Sukces Dustina Hoffmana przykrym wypadkiem

Kariera *Dustina Hoffmana to dla niego samego spore zaskoczenie.*

Sukces Dustina Hoffmana przykrym wypadkiem

28.12.2012 13:33

Aktor przyznał, że przez lata borykał się z niską samooceną wynikającą z niepowodzeń w szkole, dlatego sukces w branży filmowej był dla niego ogromną niespodzianką. Z tych samych powodów Hoffman zwlekał z debiutem reżyserskim aż do 75. urodzin.

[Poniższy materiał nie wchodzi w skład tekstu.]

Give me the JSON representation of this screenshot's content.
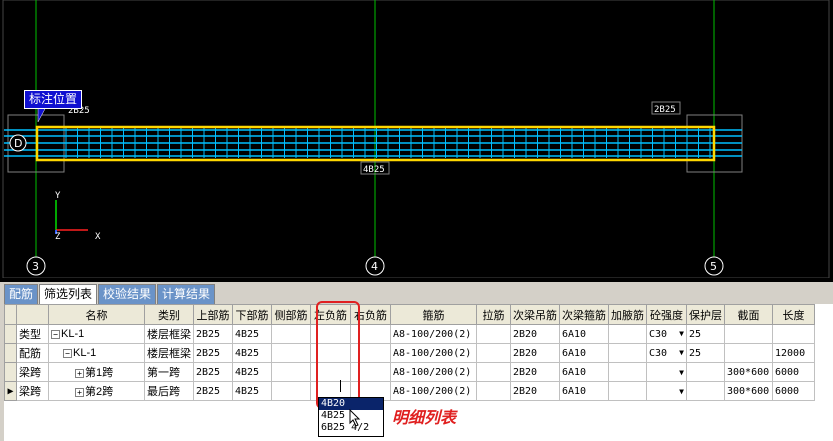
{
  "canvas": {
    "callout": "标注位置",
    "beam_labels": {
      "left_top": "2B25",
      "right_top": "2B25",
      "bottom": "4B25"
    },
    "axis_numbers": [
      "3",
      "4",
      "5"
    ],
    "row_axis": "D",
    "ucs": {
      "x": "X",
      "y": "Y",
      "z": "Z"
    }
  },
  "tabs": [
    "配筋",
    "筛选列表",
    "校验结果",
    "计算结果"
  ],
  "active_tab": 1,
  "table": {
    "headers": [
      "名称",
      "类别",
      "上部筋",
      "下部筋",
      "侧部筋",
      "左负筋",
      "右负筋",
      "箍筋",
      "拉筋",
      "次梁吊筋",
      "次梁箍筋",
      "加腋筋",
      "砼强度",
      "保护层",
      "截面",
      "长度"
    ],
    "rows": [
      {
        "type": "类型",
        "name": "KL-1",
        "tree": "⊟",
        "indent": 0,
        "category": "楼层框梁",
        "top": "2B25",
        "bottom": "4B25",
        "side": "",
        "left_neg": "",
        "right_neg": "",
        "stirrup": "A8-100/200(2)",
        "tie": "",
        "hanger": "2B20",
        "sec_stirrup": "6A10",
        "haunch": "",
        "concrete": "C30",
        "cover": "25",
        "section": "",
        "length": ""
      },
      {
        "type": "配筋",
        "name": "KL-1",
        "tree": "⊟",
        "indent": 1,
        "category": "楼层框梁",
        "top": "2B25",
        "bottom": "4B25",
        "side": "",
        "left_neg": "",
        "right_neg": "",
        "stirrup": "A8-100/200(2)",
        "tie": "",
        "hanger": "2B20",
        "sec_stirrup": "6A10",
        "haunch": "",
        "concrete": "C30",
        "cover": "25",
        "section": "",
        "length": "12000"
      },
      {
        "type": "梁跨",
        "name": "第1跨",
        "tree": "⊞",
        "indent": 2,
        "category": "第一跨",
        "top": "2B25",
        "bottom": "4B25",
        "side": "",
        "left_neg": "",
        "right_neg": "",
        "stirrup": "A8-100/200(2)",
        "tie": "",
        "hanger": "2B20",
        "sec_stirrup": "6A10",
        "haunch": "",
        "concrete": "",
        "cover": "",
        "section": "300*600",
        "length": "6000"
      },
      {
        "type": "梁跨",
        "name": "第2跨",
        "tree": "⊞",
        "indent": 2,
        "category": "最后跨",
        "top": "2B25",
        "bottom": "4B25",
        "side": "",
        "left_neg": "",
        "right_neg": "",
        "stirrup": "A8-100/200(2)",
        "tie": "",
        "hanger": "2B20",
        "sec_stirrup": "6A10",
        "haunch": "",
        "concrete": "",
        "cover": "",
        "section": "300*600",
        "length": "6000"
      }
    ]
  },
  "dropdown_options": [
    "4B20",
    "4B25",
    "6B25 4/2"
  ],
  "annotation": "明细列表",
  "colors": {
    "canvas_bg": "#000000",
    "grid_line": "#00c000",
    "beam": "#00bfff",
    "beam_outline": "#ffd700",
    "highlight": "#e02020"
  }
}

- Wydaje mi się, że z tym, co mam w głowie, 40 lat przygotowań do debiutu reżyserskiego to wcale nie tak dużo - tłumaczy artysta. - Kiedy nagle stałem się sławny po występie w "Absolwencie", naprawdę traktowałem to jak przykry wypadek. Byłem pewien, że jestem niewłaściwą osobą na równie niewłaściwym miejscu. To nie tak, że siebie nienawidzę. Ja po prostu przyzwyczaiłem się do myśli, że muszę ze sobą żyć, że nie mam innego wyboru. Wiele moich wątpliwości i lęków narodziło się w szkole. Miałem problemy z koncentracją, dzieciaki się ze mnie śmiały, wyzywały od frajerów. W późniejszych latach pomogła mi terapia, dzięki niej jakoś funkcjonuję.

Pierwszy film w reżyserskim dorobku Hoffmana, "Kwartet", zagości w polskich kinach 14 lutego 2013 roku.